Is there a mathimatical way to convert the reading to RMS

If you know the

**shape** of the waveform you're measuring, and you have an accurate model of your multimeter, then yes.

If you assume that the multimeter has a linear response (i.e., doubling the input signal doubles the measured value), then that calculation will be a simple scaling factor.

But then again, if you have the tools required to do all this calibration (i.e., an oscilloscope), then you should just be making your RMS measurements directly with the oscilloscope.

If you assume that your multimeter is not just linear, but a theoretically perfect averaging multimeter (a remarkable assumption to make given that that's as difficult and expensive as making a true RMS meter), then the conversion factors can be calculated.

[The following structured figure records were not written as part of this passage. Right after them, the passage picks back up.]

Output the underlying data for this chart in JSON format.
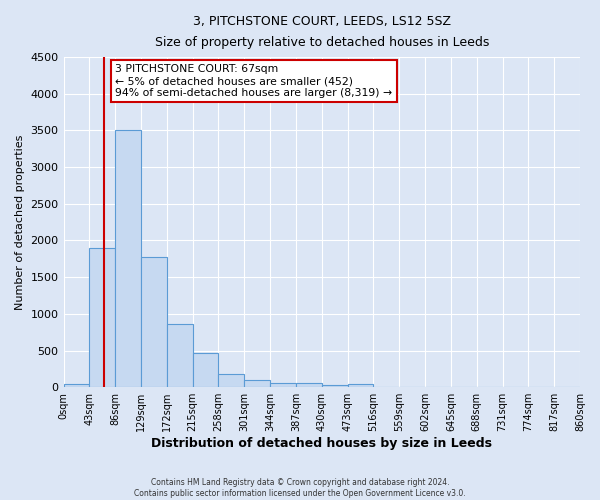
{
  "title": "3, PITCHSTONE COURT, LEEDS, LS12 5SZ",
  "subtitle": "Size of property relative to detached houses in Leeds",
  "xlabel": "Distribution of detached houses by size in Leeds",
  "ylabel": "Number of detached properties",
  "bin_labels": [
    "0sqm",
    "43sqm",
    "86sqm",
    "129sqm",
    "172sqm",
    "215sqm",
    "258sqm",
    "301sqm",
    "344sqm",
    "387sqm",
    "430sqm",
    "473sqm",
    "516sqm",
    "559sqm",
    "602sqm",
    "645sqm",
    "688sqm",
    "731sqm",
    "774sqm",
    "817sqm",
    "860sqm"
  ],
  "bar_values": [
    50,
    1900,
    3500,
    1780,
    860,
    460,
    175,
    100,
    55,
    55,
    30,
    50,
    0,
    0,
    0,
    0,
    0,
    0,
    0,
    0
  ],
  "bar_color": "#c6d9f1",
  "bar_edge_color": "#5b9bd5",
  "vline_x": 67,
  "vline_color": "#cc0000",
  "annotation_title": "3 PITCHSTONE COURT: 67sqm",
  "annotation_line1": "← 5% of detached houses are smaller (452)",
  "annotation_line2": "94% of semi-detached houses are larger (8,319) →",
  "annotation_box_color": "#ffffff",
  "annotation_box_edge": "#cc0000",
  "ylim": [
    0,
    4500
  ],
  "yticks": [
    0,
    500,
    1000,
    1500,
    2000,
    2500,
    3000,
    3500,
    4000,
    4500
  ],
  "bin_width": 43,
  "footer_line1": "Contains HM Land Registry data © Crown copyright and database right 2024.",
  "footer_line2": "Contains public sector information licensed under the Open Government Licence v3.0.",
  "background_color": "#dce6f5",
  "plot_bg_color": "#dce6f5"
}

Finally, I would point out that people are, in general, overly obsessed with getting True RMS readings, as if True RMS is the One True Reading. One example of a specific case where RMS is appropriate is power dissipation

in a resistor -- the power dissipated in a resistor is equal to Vrms^2 / R, because it's the square of the instantaneous voltage that determines the instantaneous power, and if you write out the integration that calculates average power over time, it looks similar to the integration that generates the RMS reading. If you can't explain

why True RMS is the right measurement to make like this, then you're likely wasting your time making the wrong measurement.